In an LTE system, cells adopting an MBSFN networking are required to synchronously send the same radio signals of the same radio resource blocks on the same frequency, and system messages thereof are classified into global system messages and local system messages, wherein the global system messages and the MCCH messages in the MCCH MBSFN area are required to be sent synchronously.
All the technologies above refer to the circumstances that adjacent cells are required to send all or part of radio interface control messages synchronously.
Moreover, an MBMS is oriented to the whole network, the same MBMS may be established on nodes of different distributed network elements, therefore cells among these nodes of different distributed network elements are also required to send all or part of system messages of the cells synchronously, otherwise, a UE cannot obtain a reception gain when receiving the system messages, which may result in strong co-channel interference.
The following is a method for realizing MBSFN synchronization among multiple network elements in related technologies.

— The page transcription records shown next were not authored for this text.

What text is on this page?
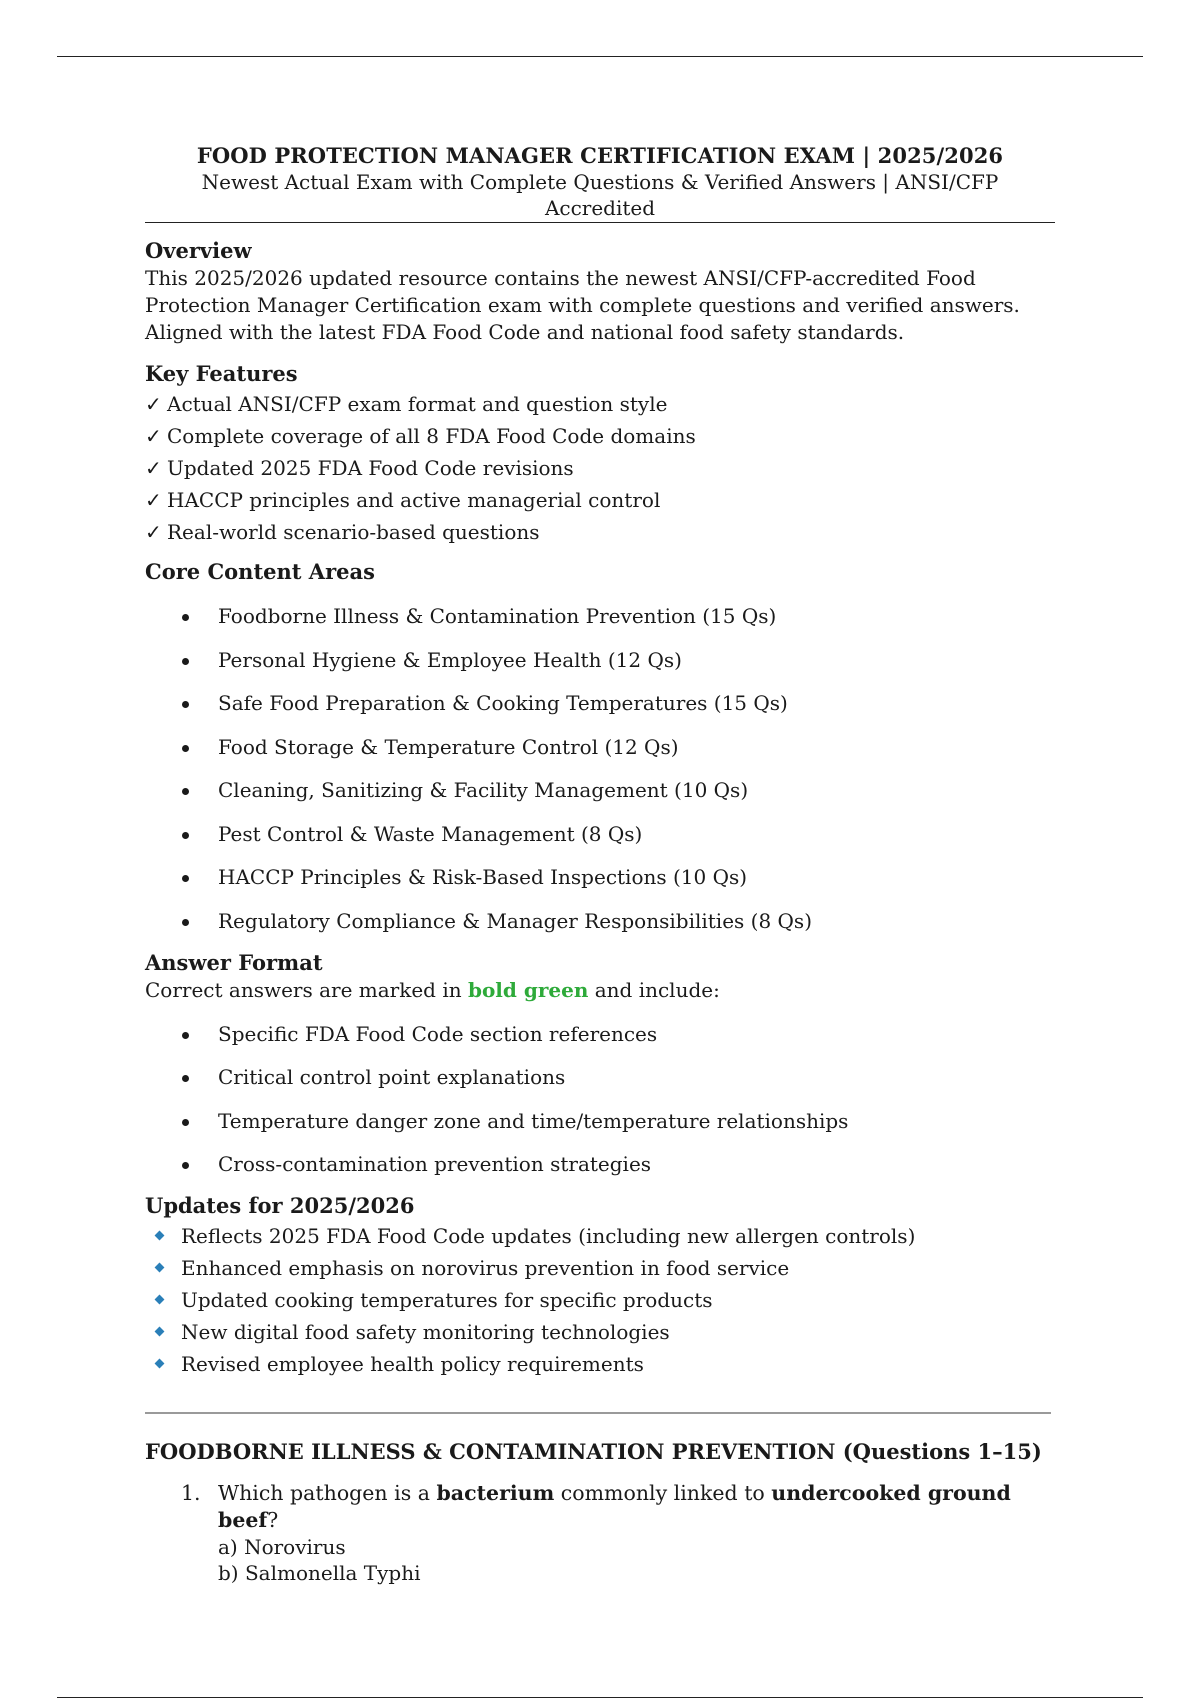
FOOD PROTECTION MANAGER CERTIFICATION EXAM | 2025/2026

Newest Actual Exam with Complete Questions & Verified Answers | ANSI/CFP Accredited

Overview

This 2025/2026 updated resource contains the newest ANSI/CFP-accredited Food

Protection Manager Certification exam with complete questions and verified answers.

Aligned with the latest FDA Food Code and national food safety standards.

Key Features
✓ Actual ANSI/CFP exam format and question style
✓ Complete coverage of all 8 FDA Food Code domains
✓ Updated 2025 FDA Food Code revisions
✓ HACCP principles and active managerial control
✓ Real-world scenario-based questions
Core Content Areas
Foodborne Illness & Contamination Prevention (15 Qs)
Personal Hygiene & Employee Health (12 Qs)
Safe Food Preparation & Cooking Temperatures (15 Qs)
Food Storage & Temperature Control (12 Qs)
Cleaning, Sanitizing & Facility Management (10 Qs)
Pest Control & Waste Management (8 Qs)
HACCP Principles & Risk-Based Inspections (10 Qs)
Regulatory Compliance & Manager Responsibilities (8 Qs)
Answer Format

Correct answers are marked in bold green and include:

Specific FDA Food Code section references
Critical control point explanations
Temperature danger zone and time/temperature relationships
Cross-contamination prevention strategies
Updates for 2025/2026
Reflects 2025 FDA Food Code updates (including new allergen controls)
Enhanced emphasis on norovirus prevention in food service
Updated cooking temperatures for specific products
New digital food safety monitoring technologies
Revised employee health policy requirements
FOODBORNE ILLNESS & CONTAMINATION PREVENTION (Questions 1–15)
1. Which pathogen is a bacterium commonly linked to undercooked ground beef?
a) Norovirus
b) Salmonella Typhi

FIG. 1 is an example diagram of an MBMS synchronization networking according to the UTRAN architecture of TD-SCDMA and WCDMA of related technologies. As shown in FIG. 1, a master radio network controller (RNC) is connected with multiple slave RNCs via lur interfaces, the master RNC (e.g. SRNC) and slave RNC1 (e.g. DRNC1) are connected with serving general packet radio service supporting node-1 (SGSN-1) via lu interfaces, slave RNCn (DRNCn) is connected with SGSN-2 via an lu interface, the slave RNC1 is connected with base station-1 (NodeB-1), the master RNC is connected with base station-2 (NodeB-2), and the slave RNCn is connected with base station-3 (NodeB-3).
FIG. 2 is an example diagram of an MBMS synchronization networking according to the HSPA+ flat architecture of related technologies. As shown in FIG. 2, a master base station+ (master Node B+, or RNC) is connected with one or more slave base stations+ (slave Node B+) via lur interfaces, and the master Node B+ or the RNC is connected with SGSN-1. The full name of MGW is media gateway.
FIG. 3 is an example diagram of an MBMS synchronization networking according to the E-UTRAN architecture of LTE of related technologies. As shown in FIG. 3, a logical network element (e.g. a multi-cell/multicast coordination entity, MCE) is connected with one or more evolved universal mobile telecommunication systems (UMTS) terrestrial radio access network base stations (E-UTRAN Node B, ENB) via M2 interfaces.
In existing technologies, common control messages of each cell, such as system messages, MCCH messages, and MICH messages, are respectively constructed on each network element node and scheduled and sent; if an MBSFN area exceeds the range of a cell where a network element is located and there is no coordination mechanism for cells where multiple network elements are located, then it is difficult or even impossible to realize synchronization of radio interface control messages of these cells. For a UE, radio interface control messages of MBSFN cells cannot be sent and received in an MBSFN manner, thus bringing about strong interference among adjacent cells.
However, existing technologies do not provide a coordination mechanism for multiple network elements on the same layer which coordinate transmission of an MBMS, e.g., lacking a technical solution for coordination between a master RNC and a slave RNC, or between an MCE and an ENB in LTE, and no effective solution has currently been proposed for addressing this problem.